Codification is leading to standardisation of the orchestral conductor.
It's already happened.
Would I bother to go to a concert today.
(That is a staggering admission for a recording engineer and musician!).
The question, which living violinist would I travel 5hrs on a plane to listen to today?
The last time I actually felt like going to hear a soloist specially, it was Ida Haendel.
Britten and Elgar concertos.
Would I go again.
YES, even today.
Most of the others...Garrett, Markov, spring to memory, would I go again?
Would I sit in a cafe in Romania, Bulgaria, Moldavia or Hungary where there was a gypsy orchestra playing & enjoy it?
and I would give them a tip.
February 16, 2013 at 10:29 AM · "..... There are few living musicians who deeply impressed me"
Yes, Gareth - I sometimes feel the same - and it's because I think we are a bit long in the tooth - and we have heard all the greats and have decades of listening experience. Maybe as Adrian says it could also be that we are disgruntled old men. At the same time there are always posibilities that we may come across a young musician who can make us sit up and have an inspirational effect.

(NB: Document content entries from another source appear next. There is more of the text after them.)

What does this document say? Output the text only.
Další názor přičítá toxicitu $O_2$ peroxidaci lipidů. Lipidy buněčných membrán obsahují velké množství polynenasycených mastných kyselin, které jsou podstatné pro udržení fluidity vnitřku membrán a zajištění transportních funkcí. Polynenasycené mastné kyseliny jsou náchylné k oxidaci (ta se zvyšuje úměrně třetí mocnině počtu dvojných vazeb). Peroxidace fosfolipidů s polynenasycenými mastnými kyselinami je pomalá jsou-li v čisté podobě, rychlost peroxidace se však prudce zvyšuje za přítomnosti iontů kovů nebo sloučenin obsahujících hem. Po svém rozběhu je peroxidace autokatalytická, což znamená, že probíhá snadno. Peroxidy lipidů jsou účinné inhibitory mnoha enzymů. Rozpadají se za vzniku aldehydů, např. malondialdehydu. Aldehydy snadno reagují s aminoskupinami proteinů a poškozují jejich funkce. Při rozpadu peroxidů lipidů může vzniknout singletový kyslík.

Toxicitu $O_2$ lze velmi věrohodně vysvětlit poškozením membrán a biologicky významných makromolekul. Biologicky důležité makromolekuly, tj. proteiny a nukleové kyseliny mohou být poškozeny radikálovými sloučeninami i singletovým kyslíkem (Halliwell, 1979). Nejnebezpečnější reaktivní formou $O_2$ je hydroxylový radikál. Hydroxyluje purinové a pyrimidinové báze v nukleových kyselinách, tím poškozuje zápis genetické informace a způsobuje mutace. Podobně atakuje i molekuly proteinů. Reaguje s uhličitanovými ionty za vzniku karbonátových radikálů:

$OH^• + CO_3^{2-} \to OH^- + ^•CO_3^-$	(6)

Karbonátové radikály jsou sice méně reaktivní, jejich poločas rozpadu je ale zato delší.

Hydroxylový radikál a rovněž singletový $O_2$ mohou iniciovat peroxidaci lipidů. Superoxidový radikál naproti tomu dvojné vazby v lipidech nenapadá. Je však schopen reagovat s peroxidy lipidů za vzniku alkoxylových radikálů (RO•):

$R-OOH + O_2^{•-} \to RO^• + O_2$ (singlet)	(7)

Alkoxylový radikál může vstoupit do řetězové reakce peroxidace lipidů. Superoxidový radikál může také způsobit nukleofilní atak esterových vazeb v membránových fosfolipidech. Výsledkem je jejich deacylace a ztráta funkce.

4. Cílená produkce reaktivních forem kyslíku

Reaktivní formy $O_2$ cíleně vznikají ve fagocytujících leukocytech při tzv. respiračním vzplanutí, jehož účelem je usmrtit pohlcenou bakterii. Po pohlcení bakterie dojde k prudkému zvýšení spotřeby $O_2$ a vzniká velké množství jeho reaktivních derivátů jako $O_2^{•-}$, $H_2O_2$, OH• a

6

Of course there are lots of untalented idiots out there such as most conductors under the age of sixty, and most of them are pompous idiots. I saw one on TV recently from Germany who was spouting total rubbish and conducted Beethoven symphonies like a baboon. But what can one say?? He certainly fools the Viennese public with a fairly good band like the Vienna Phil.
February 16, 2013 at 11:26 AM · I hate to admit it, but I quite agree about the Golden-so-called-Delicious!
February 16, 2013 at 03:29 PM · "it's because I think we are a bit long in the tooth - and we have heard all the greats and have decades of listening experience".
I'm not, and I can't have people speaking "we" for when I'm not into a pigeon hole.
I hate being categorised, as you may have noticed, and age is what you have in your head.
Every day has to be invented, so has the music.
It must never be the same as last time especially when there's a :
February 16, 2013 at 03:38 PM · Well you are rather Gareth, when it comes to your blanket condemnation of digital recording! Get into the 21st Century before its too late!